Tuesday, December 29, 2009

advice for students

a friend on twitter shared an article about how students should focus on more than just their GPA. here is an excerpt.

Students seem overly obsessed with grades and organized activities, both relative to standardized tests and to what I’d most recommend: doing something original. You don’t have to step very far outside scheduled classes and clubs to start to see how very different the world is when you have to organize it yourself.

For example, if you try to study a subject in depth without following a textbook or review, you’ll have to decide for yourself which sources seem how relevant to your topic. If you try to add something to the subject you’ll have to decide what changes are how feasible and interesting. Doing these may feel awkward at first, but they will be very useful skills later in life. Similar skills come from writing your own game or starting your own business or composing your own album.


i think the article makes a great point, although i think organized activities does have room for originality. i shared this article with our intern and he wasn't too impressed. i was trying to come up with a reason why that this is probably good advice. but it didn't really click. i tried what i usually do and i sent him my blog post about doing a honors thesis. he seemed to like that a little more, but maybe because i wrote it. haha.

anyway, i left our chat hoping i proved a point. later in the day i came across these two articles; Advice for College Students and Success & Motivation:Scatterbrained and in College. i think all three of these provide good advice.

here is steve shapiro's talk at RIT. the cool thing is that his advice is inline with our student intern mantra; make students awesome and my thoughts about soft skills.


mark cuban's article:
You are still in school.
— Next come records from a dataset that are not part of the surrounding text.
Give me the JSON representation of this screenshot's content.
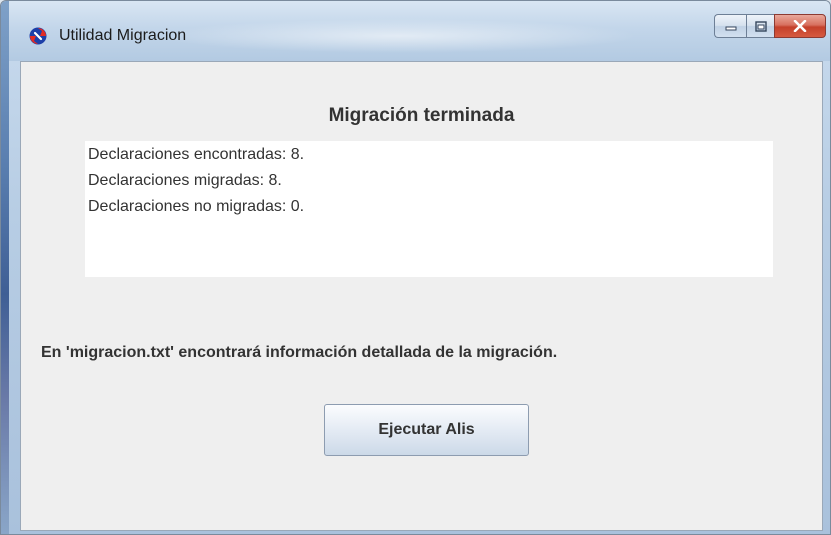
{
  "window": {
    "title": "Utilidad Migracion",
    "icon": "migration-app-icon",
    "controls": [
      "minimize-icon",
      "maximize-icon",
      "close-icon"
    ]
  },
  "main": {
    "heading": "Migración terminada",
    "stats": [
      "Declaraciones encontradas: 8.",
      "Declaraciones migradas: 8.",
      "Declaraciones no migradas: 0."
    ],
    "info": "En 'migracion.txt' encontrará información detallada de la migración.",
    "run_button_label": "Ejecutar Alis"
  },
  "colors": {
    "client_background": "#efefef",
    "close_button": "#c4402b",
    "text": "#333333"
  }
}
You don’t need to have all the answers or focus on one thing. You should be trying a lot of things until you find the one thing you really love to do and are good at. When that happens, you will be able to focus.

Being focused at 21 is way over rated. Now is the time to screw up, try as many different things as you can and just maybe figure things out.

The thing you do need to do is learn. Learn accounting. Learn finance. Learn statistics. Learn as much as you can about business. Read biographies about business people. You dont have to focus on 1 thing, but you have to create a base of knowledge so you are ready when its time.

You will never know when that time will come. But you can be ready when it does.


i sent both those articles to our intern and had a short discussion.


intern: wow...
intern: I'm wasting my money
me: well he got that opportunity from school.
me: his point is that there are a lot of opportunities in school
me: from being in school
me: take advantage of that.
me: ie. like honors thesis
me: ie like other programs they have.
intern: i see
intern: i wasn't that ambitious of a college student in the past few years
intern: that is where i fail
me: yeah neither was i.


i hope that he got that "yeah neither was i." really meant i was like him until i made the decision to do my honors thesis. and after reflecting on all these articles. the advice they all share is carpe diem. seize the opportunities that are given to you. if you don't do anything you get nothing. don't be lame, do something.

ps. our intern is doing something. he's becoming awesome.